Wijziging hoofdverblijfplaats van een minderjarige in het kader van ouderlijk gezag

In deze zaak heeft het Gerechtshof Amsterdam op 28 februari 2023 uitspraak gedaan in hoger beroep over de hoofdverblijfplaats van een minderjarige, geboren in 2008, van wie de ouders gezamenlijk het gezag uitoefenen. De man, verzoeker in hoger beroep, heeft verzocht om de hoofdverblijfplaats van de minderjarige bij hem te bepalen, terwijl de vrouw, verweerster in hoger beroep, zich hiertegen verzet.
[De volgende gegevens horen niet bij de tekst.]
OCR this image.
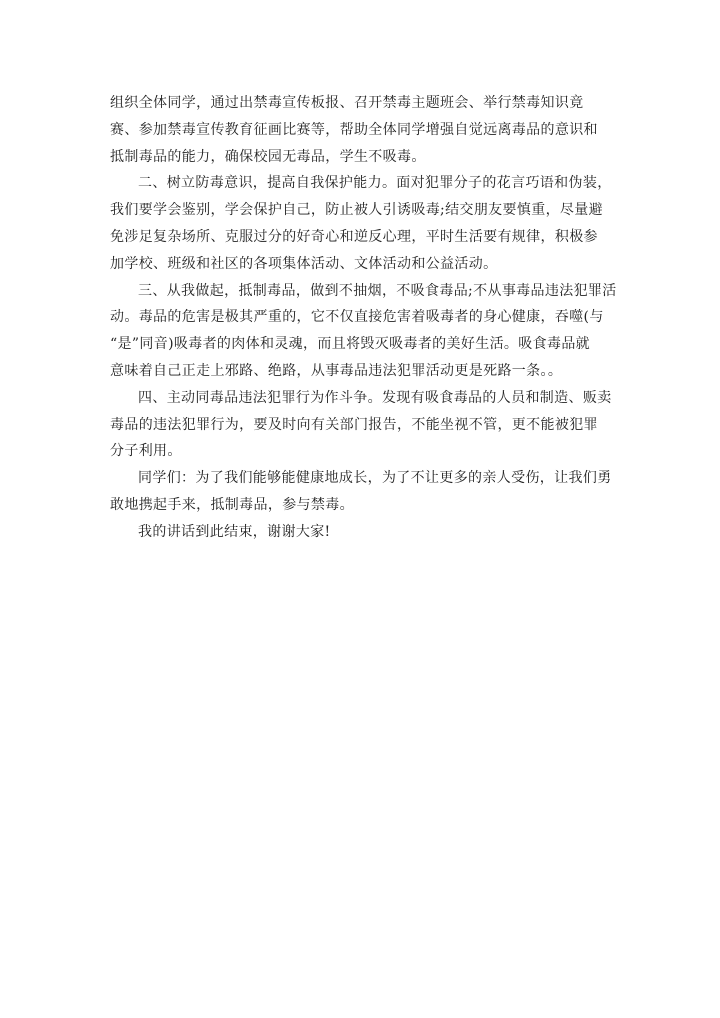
组织全体同学，通过出禁毒宣传板报、召开禁毒主题班会、举行禁毒知识竟
赛、参加禁毒宣传教育征画比赛等，帮助全体同学增强自觉远离毒品的意识和
抵制毒品的能力，确保校园无毒品，学生不吸毒。
二、树立防毒意识，提高自我保护能力。面对犯罪分子的花言巧语和伪装，
我们要学会鉴别，学会保护自己，防止被人引诱吸毒;结交朋友要慎重，尽量避
免涉足复杂场所、克服过分的好奇心和逆反心理，平时生活要有规律，积极参
加学校、班级和社区的各项集体活动、文体活动和公益活动。
三、从我做起，抵制毒品，做到不抽烟，不吸食毒品;不从事毒品违法犯罪活
动。毒品的危害是极其严重的，它不仅直接危害着吸毒者的身心健康，吞噬(与
“是”同音)吸毒者的肉体和灵魂，而且将毁灭吸毒者的美好生活。吸食毒品就
意味着自己正走上邪路、绝路，从事毒品违法犯罪活动更是死路一条。。
四、主动同毒品违法犯罪行为作斗争。发现有吸食毒品的人员和制造、贩卖
毒品的违法犯罪行为，要及时向有关部门报告，不能坐视不管，更不能被犯罪
分子利用。
同学们：为了我们能够能健康地成长，为了不让更多的亲人受伤，让我们勇
敢地携起手来，抵制毒品，参与禁毒。
我的讲话到此结束，谢谢大家!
Het hof heeft vastgesteld dat de minderjarige momenteel vier van de zeven nachten bij de man verblijft en drie nachten bij de vrouw. Het hof oordeelt dat de juridische situatie omtrent de hoofdverblijfplaats in overeenstemming moet worden gebracht met de feitelijke situatie. Er zijn geen feiten of omstandigheden naar voren gekomen die zich verzetten tegen de wijziging van de hoofdverblijfplaats. De man heeft zijn verzoek om alleen belast te worden met het gezag ingetrokken, waardoor het hof hierover geen inhoudelijke beoordeling heeft gegeven. De Raad voor de Kinderbescherming heeft geadviseerd dat de ouders samen moeten werken in het belang van de minderjarige. Het hof heeft de bestreden beschikking vernietigd en bepaald dat de hoofdverblijfplaats van de minderjarige bij de man komt te liggen, en heeft het verzoek van de man om een dwangsom af te wijzen. De beschikking is uitvoerbaar bij voorraad verklaard.

Uitspraak

GERECHTSHOF AMSTERDAM

Afdeling civiel recht en belastingrecht
Team III (familie- en jeugdrecht)
Zaaknummer: 200.313.284/01
Zaaknummer rechtbank: C/13/707301 FA RK 21-5806
Beschikking van de meervoudige kamer van 28 februari 2023 in de zaak van
[de man] ,
wonende te [plaats A] ,
verzoeker in hoger beroep,
hierna te noemen: de man,
advocaat: mr. M.J. Meijer te Haarlem,
en
[de vrouw] ,
wonende te [plaats A] ,
verweerster in hoger beroep,
hierna te noemen: de vrouw,
advocaat: mr. S.A.S. Matheij te Heemstede.
Als belanghebbende is verder aangemerkt:
- de minderjarige [minderjarige] (hierna te noemen: [minderjarige] ).
In zijn adviserende taak is in de procedure gekend:
de Raad voor de Kinderbescherming,
gevestigd te Den Haag, locatie [plaats A] ,
hierna te noemen: de raad.

1.Het verloop van de procedure bij de rechtbank

Het hof verwijst voor het verloop van de procedure bij de rechtbank naar de beschikking van de rechtbank Amsterdam (hierna: de rechtbank) van 25 mei 2022, uitgesproken onder voormeld zaaknummer.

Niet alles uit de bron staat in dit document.